Températures extrêmes, vagues de chaleur, précipitations absentes, la Loire quasiment à sec et feux de forêts, les scénarios catastrophes se sont enchaînés depuis juin. En Centre-Val de Loire, plusieurs records météorologiques ont été battus en cet été 2022 qui va marquer pendant longtemps l'histoire de la région. Mais tout n'est pas désespéré, des leviers d'action existent.

Nul besoin d'être expert : cet été, il a fait chaud, il a même fait très chaud. Mais ces vagues de chaleur étouffantes qui nous ont tous marqués ne sont pas des événements isolés. "C'est un avant-goût de 2040-2050", explique calmement Gonéri Le Cozannet, co-auteur du rapport du groupe II du Groupe d'experts intergouvernemental sur l'évolution du climat (Giec) sur les conséquences, l'adaptation et la vulnérabilité face au changement climatique. 

Les évènements extrêmes dont nous avons été témoins cet été sont, sans nul doute, une manifestation évidente du changement climatique. "Avec ces vagues de chaleur, la tension sur les ressources en eau et ses conséquences, à l'image des feux de forêts, on sort clairement de la normale telle qu'on pouvait la connaître au début du XXe siècle, expose Gonéri Le Cozannet. 100% du réchauffement est dû aux émissions de gaz à effet de serre donc des émissions issues de la combustion des énergies fossiles et des activités agricoles." Mais alors comment le changement climatique s'est traduit cet été dans notre région ? 

"Tout l'été, les températures ont été au-dessus des moyennes de saison", analyse Philippe Boissel, référent territorial pour le Centre-Val de Loire à Météo-France. L'été 2022 est d'ailleurs le deuxième été (juin, juillet et août) le plus chaud depuis la mi-XXe siècle, juste après l'été caniculaire meurtrier de 2003. 

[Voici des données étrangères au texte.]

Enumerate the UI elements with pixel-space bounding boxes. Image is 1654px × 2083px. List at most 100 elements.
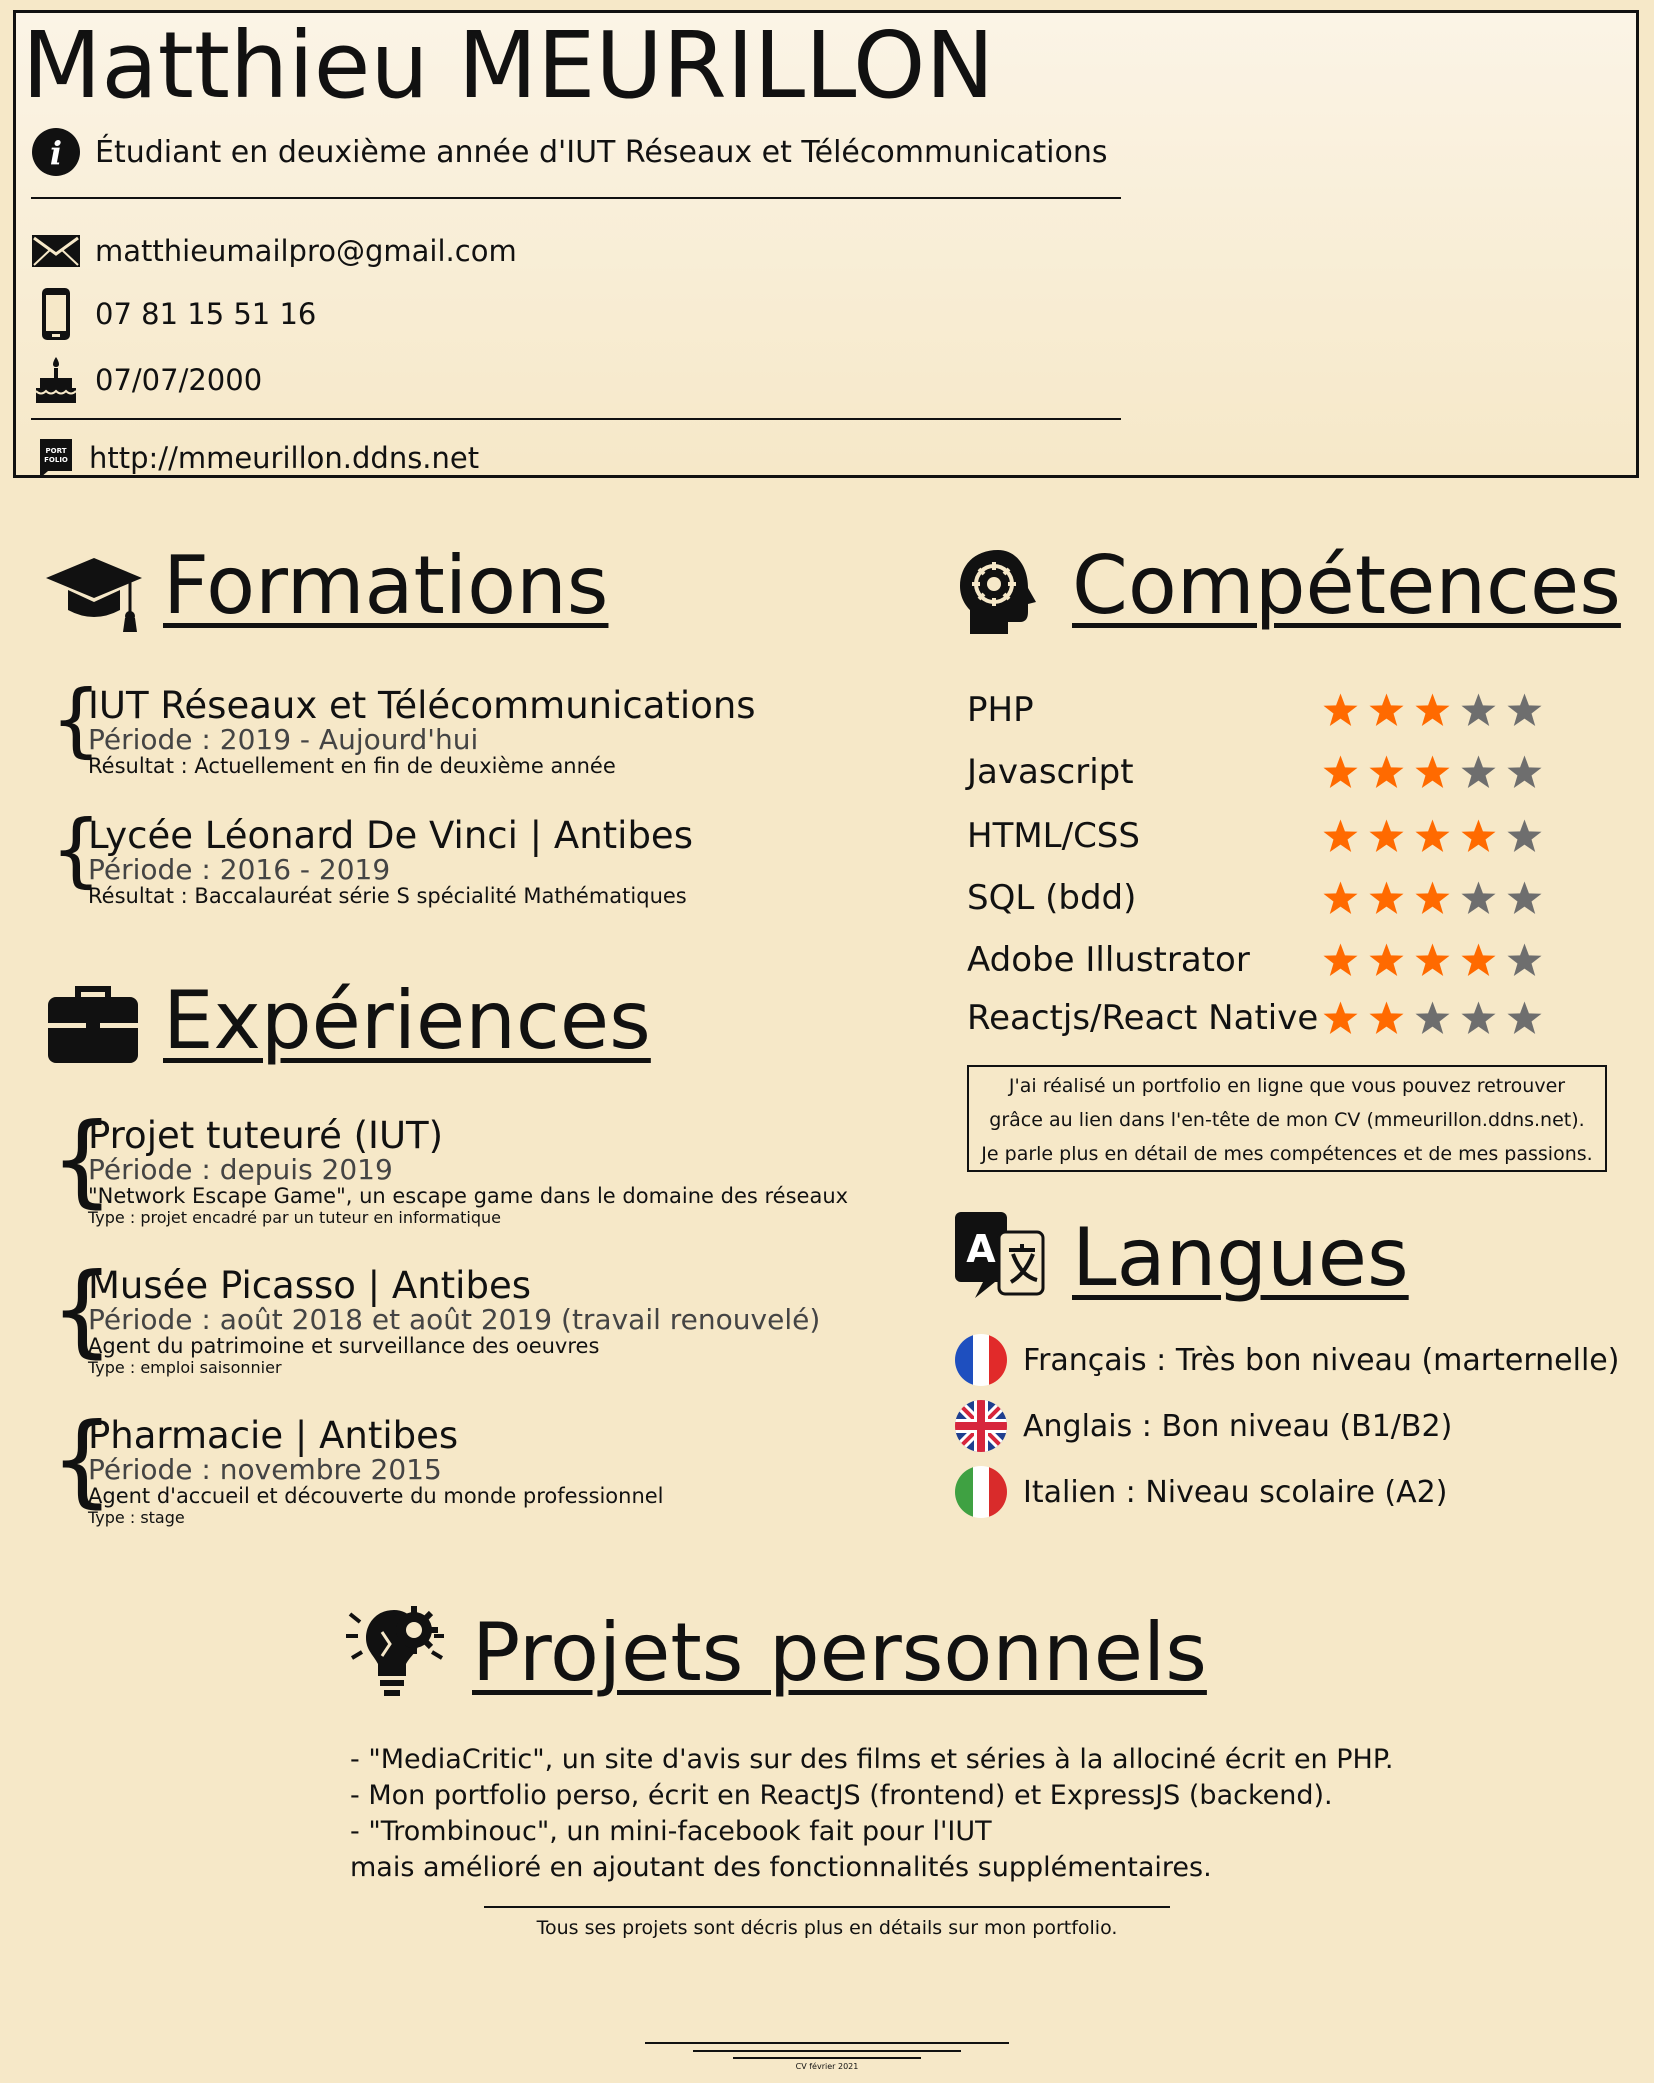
experience-type: Type : projet encadré par un tuteur en i… bbox=[88, 1208, 501, 1227]
skill-rating bbox=[1322, 880, 1543, 917]
star-filled-icon bbox=[1369, 943, 1404, 977]
uk-flag-icon bbox=[955, 1400, 1007, 1452]
email-row: matthieumailpro@gmail.com bbox=[31, 226, 517, 276]
project-line: - Mon portfolio perso, écrit en ReactJS … bbox=[350, 1780, 1333, 1811]
star-filled-icon bbox=[1323, 755, 1358, 789]
skill-name: HTML/CSS bbox=[967, 816, 1140, 856]
italy-flag-icon bbox=[955, 1466, 1007, 1518]
birthdate-row: 07/07/2000 bbox=[31, 355, 262, 405]
brace-icon: { bbox=[52, 673, 101, 766]
portfolio-badge-line1: PORT bbox=[46, 447, 67, 455]
projects-note: Tous ses projets sont décris plus en dét… bbox=[536, 1917, 1118, 1939]
experience-description: "Network Escape Game", un escape game da… bbox=[88, 1184, 849, 1208]
brain-gear-icon bbox=[958, 548, 1042, 640]
star-filled-icon bbox=[1415, 693, 1450, 727]
graduation-cap-icon bbox=[44, 552, 144, 640]
svg-text:i: i bbox=[50, 134, 62, 172]
birthdate: 07/07/2000 bbox=[95, 363, 263, 397]
projects-divider bbox=[484, 1906, 1170, 1908]
translate-letter: A bbox=[966, 1227, 996, 1271]
language-text: Français : Très bon niveau (marternelle) bbox=[1023, 1342, 1620, 1378]
star-empty-icon bbox=[1507, 693, 1542, 727]
star-filled-icon bbox=[1369, 693, 1404, 727]
star-filled-icon bbox=[1461, 943, 1496, 977]
header-divider-2 bbox=[31, 418, 1121, 420]
skill-rating bbox=[1322, 818, 1543, 855]
star-filled-icon bbox=[1461, 819, 1496, 853]
idea-bulb-gear-icon bbox=[342, 1602, 450, 1706]
skill-row: SQL (bdd) bbox=[967, 878, 1567, 918]
header-divider-1 bbox=[31, 197, 1121, 199]
formation-result: Résultat : Actuellement en fin de deuxiè… bbox=[88, 754, 616, 778]
experience-title: Pharmacie | Antibes bbox=[88, 1414, 459, 1457]
brace-icon: { bbox=[52, 1251, 113, 1368]
experience-type: Type : emploi saisonnier bbox=[88, 1358, 282, 1377]
language-text: Italien : Niveau scolaire (A2) bbox=[1023, 1474, 1448, 1510]
star-empty-icon bbox=[1507, 943, 1542, 977]
projects-list: - "MediaCritic", un site d'avis sur des … bbox=[350, 1742, 1394, 1886]
brace-icon: { bbox=[52, 1401, 113, 1518]
portfolio-link[interactable]: http://mmeurillon.ddns.net bbox=[89, 441, 480, 475]
star-filled-icon bbox=[1323, 1001, 1358, 1035]
project-line: mais amélioré en ajoutant des fonctionna… bbox=[350, 1852, 1212, 1883]
star-empty-icon bbox=[1507, 1001, 1542, 1035]
skill-row: Reactjs/React Native bbox=[967, 998, 1567, 1038]
brace-icon: { bbox=[52, 1101, 113, 1218]
langues-title: Langues bbox=[1072, 1211, 1409, 1304]
star-filled-icon bbox=[1369, 755, 1404, 789]
skill-row: HTML/CSS bbox=[967, 816, 1567, 856]
portfolio-row: PORT FOLIO http://mmeurillon.ddns.net bbox=[31, 433, 479, 483]
skill-row: Javascript bbox=[967, 752, 1567, 792]
competences-heading: Compétences bbox=[1072, 538, 1621, 634]
email-link[interactable]: matthieumailpro@gmail.com bbox=[95, 234, 517, 268]
skill-rating bbox=[1322, 1000, 1543, 1037]
skill-row: PHP bbox=[967, 690, 1567, 730]
experience-period: Période : août 2018 et août 2019 (travai… bbox=[88, 1303, 821, 1336]
portfolio-badge-line2: FOLIO bbox=[44, 456, 68, 464]
star-filled-icon bbox=[1369, 881, 1404, 915]
projets-title: Projets personnels bbox=[472, 1606, 1207, 1699]
experience-title: Projet tuteuré (IUT) bbox=[88, 1114, 444, 1157]
skill-name: SQL (bdd) bbox=[967, 878, 1137, 918]
star-filled-icon bbox=[1369, 1001, 1404, 1035]
experience-type: Type : stage bbox=[88, 1508, 185, 1527]
france-flag-icon bbox=[955, 1334, 1007, 1386]
star-filled-icon bbox=[1369, 819, 1404, 853]
experience-period: Période : depuis 2019 bbox=[88, 1153, 393, 1186]
briefcase-icon bbox=[46, 985, 140, 1069]
footer-text: CV février 2021 bbox=[795, 2062, 859, 2071]
skills-note: J'ai réalisé un portfolio en ligne que v… bbox=[967, 1065, 1607, 1172]
star-filled-icon bbox=[1415, 943, 1450, 977]
project-line: - "Trombinouc", un mini-facebook fait po… bbox=[350, 1816, 992, 1847]
formation-title: Lycée Léonard De Vinci | Antibes bbox=[88, 814, 693, 857]
birthday-cake-icon bbox=[31, 355, 81, 405]
brace-icon: { bbox=[52, 803, 101, 896]
star-empty-icon bbox=[1461, 1001, 1496, 1035]
language-item: Anglais : Bon niveau (B1/B2) bbox=[955, 1400, 1452, 1452]
subtitle-text: Étudiant en deuxième année d'IUT Réseaux… bbox=[95, 134, 1108, 170]
star-filled-icon bbox=[1323, 881, 1358, 915]
formations-title: Formations bbox=[163, 539, 609, 632]
star-filled-icon bbox=[1323, 693, 1358, 727]
language-item: Italien : Niveau scolaire (A2) bbox=[955, 1466, 1447, 1518]
experience-description: Agent du patrimoine et surveillance des … bbox=[88, 1334, 600, 1358]
translate-icon: A bbox=[953, 1210, 1045, 1306]
skill-rating bbox=[1322, 754, 1543, 791]
experiences-title: Expériences bbox=[163, 974, 651, 1067]
star-filled-icon bbox=[1415, 755, 1450, 789]
star-filled-icon bbox=[1415, 881, 1450, 915]
formation-result: Résultat : Baccalauréat série S spéciali… bbox=[88, 884, 687, 908]
person-name: Matthieu MEURILLON bbox=[22, 12, 995, 119]
phone-number[interactable]: 07 81 15 51 16 bbox=[95, 297, 317, 331]
star-filled-icon bbox=[1323, 943, 1358, 977]
formation-period: Période : 2019 - Aujourd'hui bbox=[88, 723, 479, 756]
info-icon: i bbox=[31, 127, 81, 177]
formation-title: IUT Réseaux et Télécommunications bbox=[88, 684, 756, 727]
phone-row: 07 81 15 51 16 bbox=[31, 288, 317, 340]
project-line: - "MediaCritic", un site d'avis sur des … bbox=[350, 1744, 1394, 1775]
competences-title: Compétences bbox=[1072, 539, 1621, 632]
footer-divider-1 bbox=[645, 2042, 1009, 2044]
skills-note-line: grâce au lien dans l'en-tête de mon CV (… bbox=[989, 1109, 1585, 1131]
star-empty-icon bbox=[1461, 881, 1496, 915]
star-empty-icon bbox=[1461, 693, 1496, 727]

D'autres records ont été battus cet été : le thermostat a indiqué plus de 25 ° pendant 77 jours et plus de 30 ° pendant 28 jours. Un indicateur précieux pour les agriculteurs qui risque bien ne pas s'arranger : l'Insee a annoncé qu'il ferait anormalement chaud au moins 16 jours par an en Centre-Val de Loire.

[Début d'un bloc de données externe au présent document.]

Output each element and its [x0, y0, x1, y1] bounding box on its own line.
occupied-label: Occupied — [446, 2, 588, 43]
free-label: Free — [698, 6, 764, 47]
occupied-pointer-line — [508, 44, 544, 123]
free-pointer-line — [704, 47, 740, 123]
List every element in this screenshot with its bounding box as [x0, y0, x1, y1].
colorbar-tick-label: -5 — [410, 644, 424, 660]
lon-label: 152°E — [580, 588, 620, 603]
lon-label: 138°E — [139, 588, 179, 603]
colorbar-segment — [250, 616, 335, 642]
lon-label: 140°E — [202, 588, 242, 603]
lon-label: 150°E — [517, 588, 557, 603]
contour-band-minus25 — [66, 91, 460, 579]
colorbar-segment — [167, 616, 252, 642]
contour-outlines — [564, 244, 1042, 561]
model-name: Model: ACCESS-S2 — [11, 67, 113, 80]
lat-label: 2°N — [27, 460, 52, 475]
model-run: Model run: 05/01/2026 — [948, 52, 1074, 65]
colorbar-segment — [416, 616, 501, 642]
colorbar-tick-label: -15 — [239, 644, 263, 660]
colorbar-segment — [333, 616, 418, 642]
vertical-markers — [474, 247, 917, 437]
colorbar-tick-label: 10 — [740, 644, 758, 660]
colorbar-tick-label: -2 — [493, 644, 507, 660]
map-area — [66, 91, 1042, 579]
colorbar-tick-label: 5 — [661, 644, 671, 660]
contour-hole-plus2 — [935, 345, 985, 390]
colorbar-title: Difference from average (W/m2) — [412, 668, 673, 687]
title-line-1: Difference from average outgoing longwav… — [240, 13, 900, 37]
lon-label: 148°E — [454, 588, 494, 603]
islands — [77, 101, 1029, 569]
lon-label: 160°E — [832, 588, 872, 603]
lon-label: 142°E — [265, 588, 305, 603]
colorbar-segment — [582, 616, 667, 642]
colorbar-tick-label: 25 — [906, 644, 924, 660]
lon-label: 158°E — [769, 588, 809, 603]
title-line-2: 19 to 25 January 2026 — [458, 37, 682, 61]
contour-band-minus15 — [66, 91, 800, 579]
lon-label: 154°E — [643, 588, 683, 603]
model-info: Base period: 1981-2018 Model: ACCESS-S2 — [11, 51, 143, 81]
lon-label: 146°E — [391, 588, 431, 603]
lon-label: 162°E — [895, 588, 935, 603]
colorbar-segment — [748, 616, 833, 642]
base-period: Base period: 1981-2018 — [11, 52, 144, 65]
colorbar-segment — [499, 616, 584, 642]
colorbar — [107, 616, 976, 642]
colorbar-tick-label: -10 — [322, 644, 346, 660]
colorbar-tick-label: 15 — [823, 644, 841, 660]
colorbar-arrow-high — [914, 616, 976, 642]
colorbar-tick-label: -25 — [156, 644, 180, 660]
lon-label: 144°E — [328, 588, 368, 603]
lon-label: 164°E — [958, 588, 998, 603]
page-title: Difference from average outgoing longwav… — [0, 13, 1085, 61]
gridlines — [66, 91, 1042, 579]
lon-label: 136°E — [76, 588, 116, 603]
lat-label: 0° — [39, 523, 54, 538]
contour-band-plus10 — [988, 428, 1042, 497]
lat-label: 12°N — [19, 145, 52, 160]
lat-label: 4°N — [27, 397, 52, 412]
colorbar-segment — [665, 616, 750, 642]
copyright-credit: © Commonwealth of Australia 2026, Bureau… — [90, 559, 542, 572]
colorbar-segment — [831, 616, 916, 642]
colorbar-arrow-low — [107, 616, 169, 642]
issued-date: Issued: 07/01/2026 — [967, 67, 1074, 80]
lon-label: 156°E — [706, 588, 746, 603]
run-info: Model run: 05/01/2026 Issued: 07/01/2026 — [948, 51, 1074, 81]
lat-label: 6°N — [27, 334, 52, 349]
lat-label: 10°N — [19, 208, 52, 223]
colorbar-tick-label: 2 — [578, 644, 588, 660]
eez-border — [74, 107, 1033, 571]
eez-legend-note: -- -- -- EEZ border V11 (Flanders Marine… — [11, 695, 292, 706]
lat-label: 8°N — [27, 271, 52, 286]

Les mémoires collectives retiendront également les vagues de chaleur successives. Assez exceptionnel, l'été aura été marqué par quatre pics de chaleur, dont le premier a été très précoce. Au 18 juin, il faisait 39 ° en moyenne dans la région, avec un record absolu de 43,9 ° à Prunier, dans l'Indre. 

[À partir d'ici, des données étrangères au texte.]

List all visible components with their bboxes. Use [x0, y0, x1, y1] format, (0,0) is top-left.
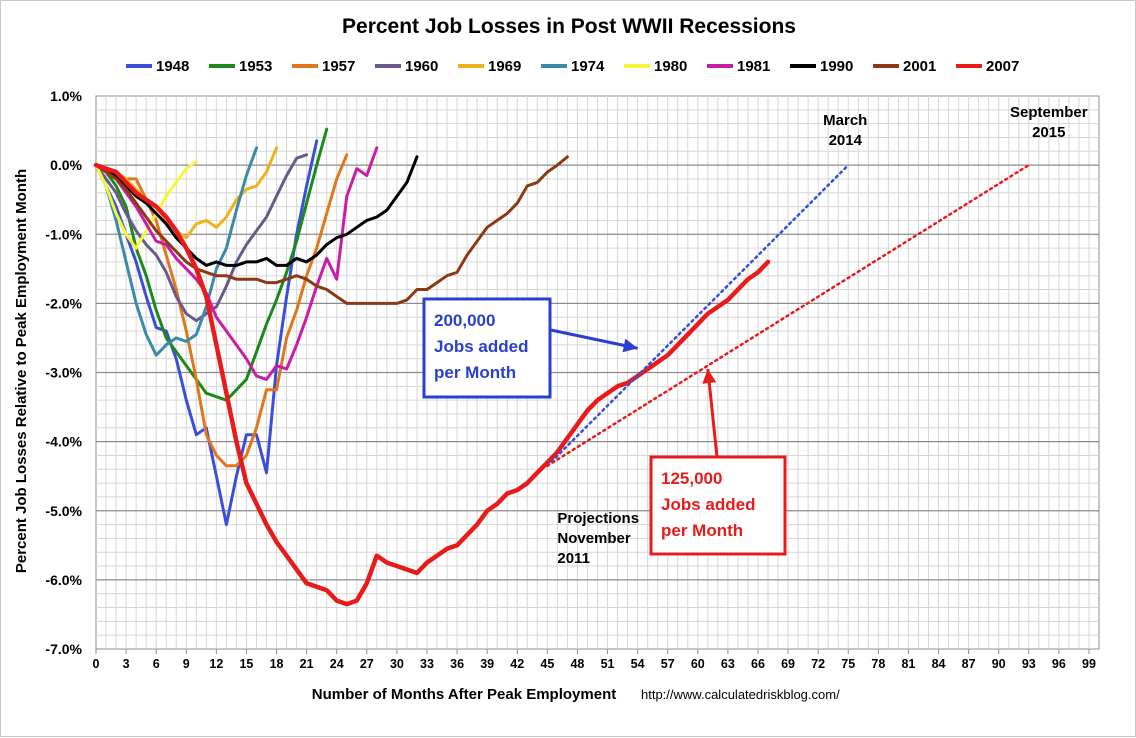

En termes de températures, on s'inscrit tout à fait dans la logique du changement climatique. Les cinq années les plus chaudes depuis 1959 font toutes partie de la décennie passée.

Philippe Boissel, référent territorial à Météo-France

Contrairement aux apparences, l'été 2022 a été très contrasté et n'est pas franchement en deçà des normales (moyenne des 30 dernières années) concernant les précipitations. Si juillet et août ont été très secs (respectivement 71 % et 47 % de déficit par rapport à la normale), juin aura été particulièrement pluvieux (+ 109 % d'excédent). Parfois sous la forme d'orages très violents, comme celui du 19 juin dont la grêle a ravagé des forêts privées du Loir-et-Cher et mobilisé pas moins de 500 pompiers sur 200 interventions en une seule nuit dans l'Indre.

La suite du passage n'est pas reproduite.